* At his Oct. 10 going-away party, former Police Chief Mark Kroeker was coy about his next destination, saying only that he would be doing something "scary" every day--even scarier, it seems, than Portland politics. Little birds overheard his wife, Diane, telling friends he is signing on to help the United Nations restore order to war-torn Liberia, the African country founded by freed American slaves. There, rebel troops are facing off with soldiers for ex-dictator Charles Taylor, creating what aid groups describe as a humanitarian nightmare.
* WW's own theater critic, Steffen Silvis, has moonlighted his way to international acclaim. Silvis' newest play, Eurydice Rising, was named one of the year's best in the International Playwriting Festival competition, ranking among the top five in a field of more than 1,000 entries submitted from around the world. The play, a reworking of the Orpheus myth set in the Northwest in the 1920s, will be given a staged reading by the Warehouse Theatre in London next month. Silvis last won the competition in 1992, with the play Liberty Oregon. Silvis has served as WW's theater critic since 1997, and the newspaper--specifically, Murmurs--would like to take full credit for his success.
* The Oregon League of Conservation Voters released its legislative environmental scorecard this week, and some local lawmakers came out smelling like toxic sludge. Republican state Sen. John Minnis of Fairview was the only metro-area legislator to get a 0 percent rating for the 2003 session. Among local Democrats, state Sen. Kurt Schrader of Canby was the least green, with a 25 percent rating (down from 73 percent in 2001). For a full report, go to olcv.org.
* Fireworks at MERC: The Metropolitan Exposition-Recreation Commission, which operates the Convention Center, Expo Center and Portland Center for the Performing Arts, may be about to disappear deeper inside Metro.

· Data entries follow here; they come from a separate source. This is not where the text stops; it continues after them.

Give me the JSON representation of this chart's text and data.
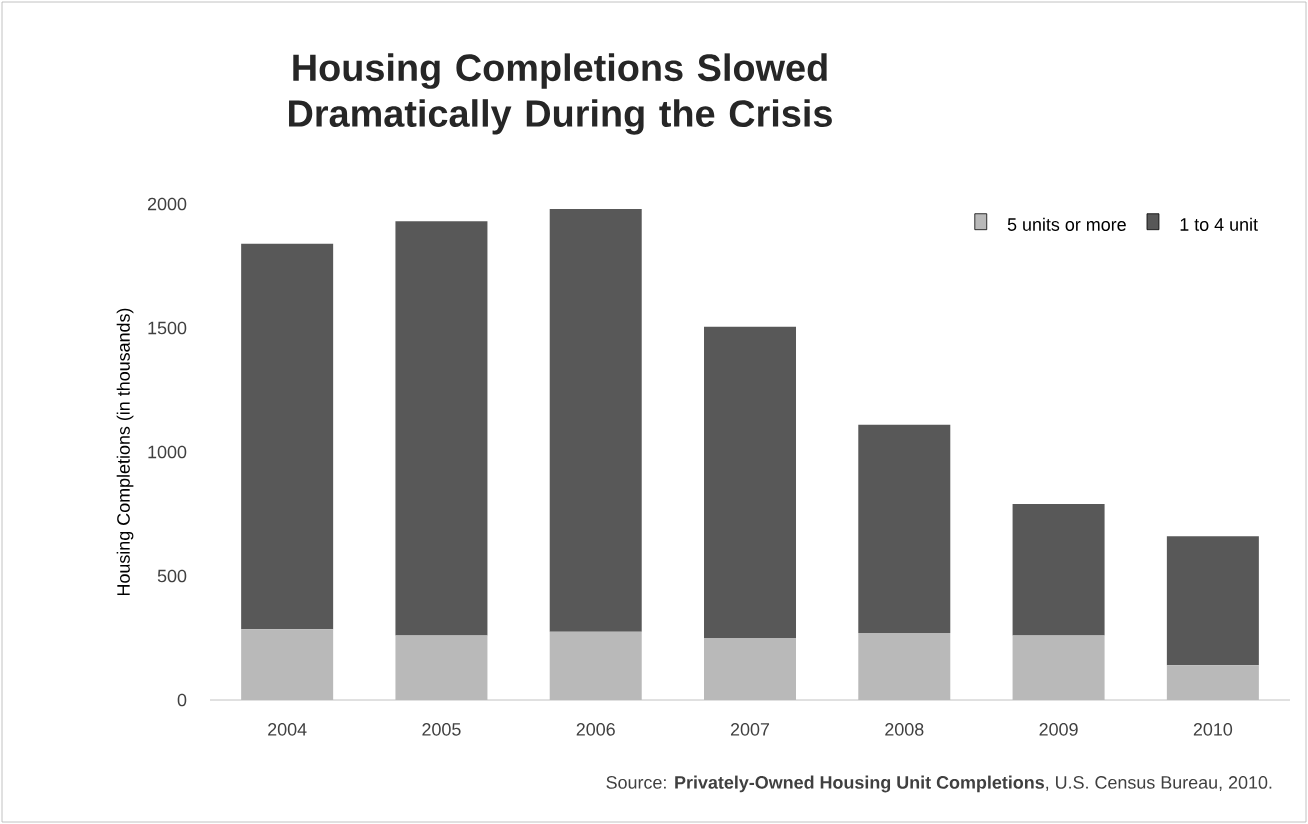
{
  "chart_data": {
    "type": "bar",
    "stacked": true,
    "title": "Housing Completions Slowed Dramatically During the Crisis",
    "ylabel": "Housing Completions (in thousands)",
    "categories": [
      "2004",
      "2005",
      "2006",
      "2007",
      "2008",
      "2009",
      "2010"
    ],
    "series": [
      {
        "name": "5 units or more",
        "color": "#b9b9b9",
        "values": [
          285,
          260,
          275,
          250,
          270,
          260,
          140
        ]
      },
      {
        "name": "1 to 4 unit",
        "color": "#585858",
        "values": [
          1555,
          1670,
          1705,
          1255,
          840,
          530,
          520
        ]
      }
    ],
    "ylim": [
      0,
      2000
    ],
    "yticks": [
      0,
      500,
      1000,
      1500,
      2000
    ],
    "legend": "top right",
    "annotations": [
      "Source: **Privately-Owned Housing Unit Completions**, U.S. Census Bureau, 2010."
    ]
  }
}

Metro President David Bragdon proposes to eliminate Washington and Clackamas County seats from the commission board and to have General Manager Mark Williams report directly to Metro rather than to his board. The tourism and lodging industry, which provides a healthy chunk of MERC's $43 million budget, is not happy about the proposed changes, crying "no taxation without representation."
* First recent traffic rankings proclaimed Portland's traffic worse than Seattle's, and now this: Our state is stupid. Battered by education cuts and a wicked-high dropout rate, Oregon took a beating in recently released rankings by an independent research firm, Morgan Quitno Press. The 2003 Education State Rankings weighed, among other things, test scores, school spending and dropout rates, and Oregon rated as the nation's 32nd-smartest polity--i.e., the 19th-dumbest, ranking below such unrenowned IQ zones as South Dakota and West Virginia. The biggest genius factory in the Northwest? None other than Montana, which placed fourth overall behind Massachusetts, Vermont and Connecticut.
* Has former House Speaker Lynn Snodgrass found a career as a motivational orator? According to a sign outside Southeast Portland's Hinson Memorial Baptist church, Snodgrass will be giving a talk on Oct. 25. Her topic: "Women can make a difference."